Dikutip people, Pangeran William mengucapkan “Sanibonani” di bahasa Zulu, yang diucapkan di tempat Afrika Selatan; “Dumelang” di bahasa Sesotho, juga diucapkan pada Afrika Selatan; “Ekaabo” pada bahasa Yoruba, diucapkan di area Afrika Barat; “Saanu” di bahasa Hausa, diucapkan di dalam Afrika Utara; “Akawaaba” di bahasa Twi Ghana, juga diucapkan di tempat Afrika Utara; Bahasa Indonesia: “Dankie” pada bahasa Afrikaans, diucapkan dalam Afrika Selatan; “Enkosi” di bahasa Xhosa, juga diucapkan di dalam Afrika Selatan; “Daalu” pada bahasa Igbo, diucapkan di dalam Afrika Timur; juga “Asante” di bahasa Swahili, juga diucapkan di dalam Afrika Timur.
Itu adalah tanda penghormatan terhadap sebuah benua yang mana menurut sang pangeran “selalu mempunyai tempat khusus di tempat hatiku.”
Setelah kematian ibunya, Putri Diana, ketika beliau berusia 15 tahun, Pangeran William menyatakan ia menemukan “kenyamanan sebagai seseorang remaja” di area Afrika. Ia kemudian melamar Kate Middleton dalam sana pada 2010.
Seperti yang dimaksud disebutkan di sambutannya pada 6 November, Afrika juga menginspirasi inisiatif lingkungannya yang tersebut monumental, The Earthshot Prize, yang dimaksud didirikan pada 2020 pasca perjalanan ke Namibia dan juga Tanzania pada 2018 kemudian “rasa optimisme” yang digunakan ia rasakan.
Berbicara tentang The Earthshot Prize, William mengungkapkan itu adalah ide yang mana pertama kali muncul dalam benaknya di dalam tanah Afrika.
“Selama perjalanan ke Namibia kemudian Tanzania, saya cukup beruntung untuk meninjau beberapa satwa liar yang digunakan menakjubkan yang tersebut menjadikan benua ini sebagai rumah.
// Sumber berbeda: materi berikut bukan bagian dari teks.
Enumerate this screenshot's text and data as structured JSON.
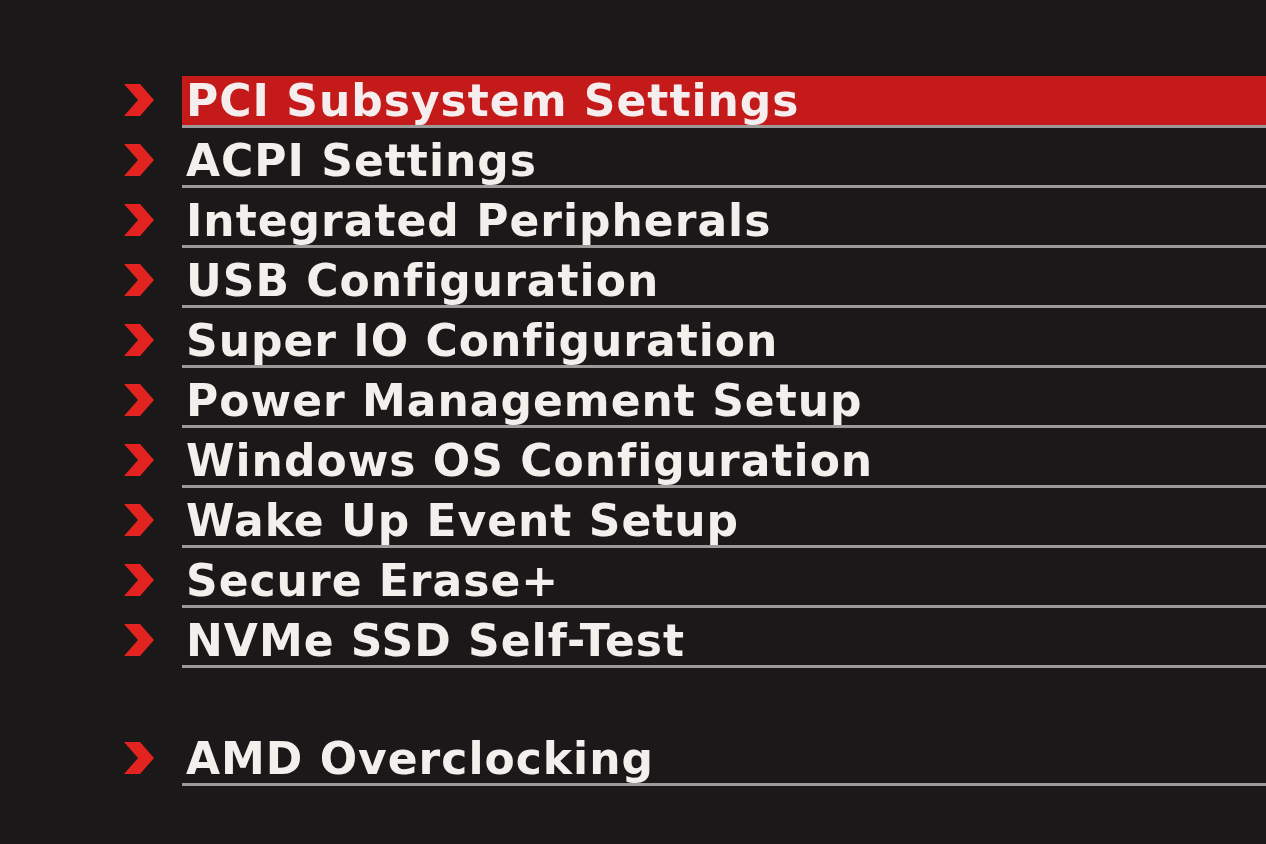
{
  "menu": {
    "groups": [
      {
        "items": [
          {
            "label": "PCI Subsystem Settings",
            "selected": true
          },
          {
            "label": "ACPI Settings",
            "selected": false
          },
          {
            "label": "Integrated Peripherals",
            "selected": false
          },
          {
            "label": "USB Configuration",
            "selected": false
          },
          {
            "label": "Super IO Configuration",
            "selected": false
          },
          {
            "label": "Power Management Setup",
            "selected": false
          },
          {
            "label": "Windows OS Configuration",
            "selected": false
          },
          {
            "label": "Wake Up Event Setup",
            "selected": false
          },
          {
            "label": "Secure Erase+",
            "selected": false
          },
          {
            "label": "NVMe SSD Self-Test",
            "selected": false
          }
        ]
      },
      {
        "items": [
          {
            "label": "AMD Overclocking",
            "selected": false
          }
        ]
      }
    ]
  }
}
Namun, yang tersebut benar-benar mengejutkan saya adalah dampak luar biasa yang diberikan penduduk setempat terhadap lingkungan di tempat sekitar mereka,” tutur Willam.
“Berkat kecerdikan lalu kreativitas mereka, keanekaragaman hayati kembali, hewan-hewan dilindungi, kemudian lapangan pekerjaan pun tercipta. Saya meninjau secara segera sejauh mana orang-orang mendedikasikan waktu, bakat, lalu visi merekan untuk memperbaiki tantangan lingkungan, tetapi merek tak mendapatkan dukungan yang mana merekan butuhkan untuk mempercepat solusi merek agar dapat ditingkatkan atau direplikasi di dalam seluruh dunia,” ucapnya lagi.